Narrowing down the cause
I have only been able to narrow down the problem to that part in which the C function ends, and R must continue (I guess).
Perhaps the problem is in the pointer objects (argv
and argc
). I have noticed that argc
and argv
change their contents throughout the execution of the function (i.e. they are shortened, see below).

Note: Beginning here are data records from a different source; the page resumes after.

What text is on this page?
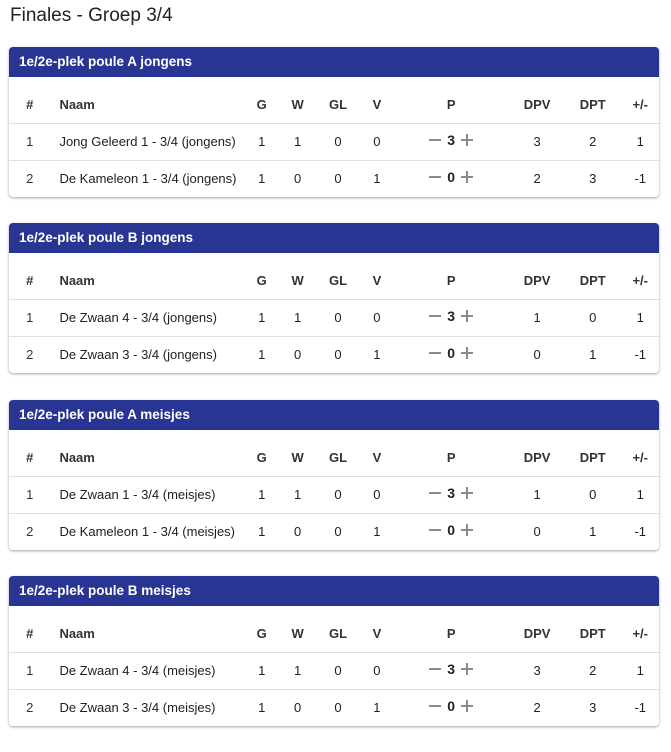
Finales - Groep 3/4
1e/2e-plek poule A jongens
#	Naam	G	W	GL	V	P	DPV	DPT	+/-
1	Jong Geleerd 1 - 3/4 (jongens)	1	1	0	0	3	3	2	1
2	De Kameleon 1 - 3/4 (jongens)	1	0	0	1	0	2	3	-1
1e/2e-plek poule B jongens
#	Naam	G	W	GL	V	P	DPV	DPT	+/-
1	De Zwaan 4 - 3/4 (jongens)	1	1	0	0	3	1	0	1
2	De Zwaan 3 - 3/4 (jongens)	1	0	0	1	0	0	1	-1
1e/2e-plek poule A meisjes
#	Naam	G	W	GL	V	P	DPV	DPT	+/-
1	De Zwaan 1 - 3/4 (meisjes)	1	1	0	0	3	1	0	1
2	De Kameleon 1 - 3/4 (meisjes)	1	0	0	1	0	0	1	-1
1e/2e-plek poule B meisjes
#	Naam	G	W	GL	V	P	DPV	DPT	+/-
1	De Zwaan 4 - 3/4 (meisjes)	1	1	0	0	3	3	2	1
2	De Zwaan 3 - 3/4 (meisjes)	1	0	0	1	0	2	3	-1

At the beginning of the function:
Input argument number (argc[0]): 9
Input argument (argv[i] for printf): cell -p ~/Projects/Colman/HD/scripts/cellMagick/data/images/parameters.txt -b /tmp/Rtmplr4Q90/file26f12a94a144 -f /tmp/Rtmplr4Q90/file26f175cd02e5 -o ~/Projects/Colman/HD/uscope/20200130_screen_act1_yfp/1/Position001/out
At the end of the function:
Input argument number (argc[0]): 1
Input argument (argv[i] for printf): cell
Though i am not sure if this can be a problem, this side-effect is caused normally by glib's g_option_context_parse parsing of arguments.

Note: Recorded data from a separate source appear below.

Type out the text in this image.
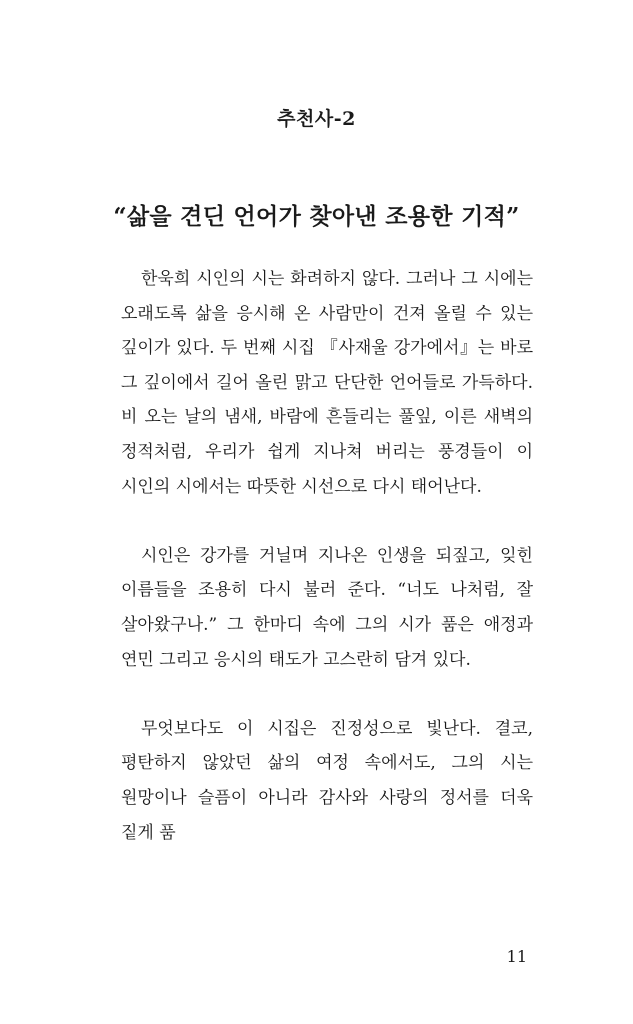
추천사-2
“삶을 견딘 언어가 찾아낸 조용한 기적”

한욱희 시인의 시는 화려하지 않다. 그러나 그 시에는 오래도록 삶을 응시해 온 사람만이 건져 올릴 수 있는 깊이가 있다. 두 번째 시집 『사재울 강가에서』는 바로 그 깊이에서 길어 올린 맑고 단단한 언어들로 가득하다. 비 오는 날의 냄새, 바람에 흔들리는 풀잎, 이른 새벽의 정적처럼, 우리가 쉽게 지나쳐 버리는 풍경들이 이 시인의 시에서는 따뜻한 시선으로 다시 태어난다.

시인은 강가를 거닐며 지나온 인생을 되짚고, 잊힌 이름들을 조용히 다시 불러 준다. “너도 나처럼, 잘 살아왔구나.” 그 한마디 속에 그의 시가 품은 애정과 연민 그리고 응시의 태도가 고스란히 담겨 있다.

무엇보다도 이 시집은 진정성으로 빛난다. 결코, 평탄하지 않았던 삶의 여정 속에서도, 그의 시는 원망이나 슬픔이 아니라 감사와 사랑의 정서를 더욱 짙게 품

11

Suspiciously for me, commenting everything after the g_option_context_parse
line still causes the segfault, but commenting that line and everything after it does not cause the segfault.
Is R expecting to find argc and argv unchanged? Would it crash when it doesn't?
Unfortunately this is as far as I have been able to get on my own.
I have tried to keep this question short, but the complete source of the C program is available (main
is defined at cell.c
).
I'd appreciate your help. Let me know how I can improve my question, if it would help.
EDIT: a hacky solution
I found that g_option_context_parse
changes argv
in a way that when printed it shows null values in all positions > 1:
cell (null) (null) (null) (null) (null) (null) (null) (null)
This not in conflict with glib's documentation.
But, if during the printing loop at the end of the script I assign non-null stuff to each position in the array (i.e. argv[i] = "";
) the Rsession no longer aborts after the function finishes.
Even though this does "make it work", I don't really know why this happens, and my fix much more of a hack than what I'm comfortable with.
I'll leave it open for now, hoping someone will provide a good explanation and a proper solution.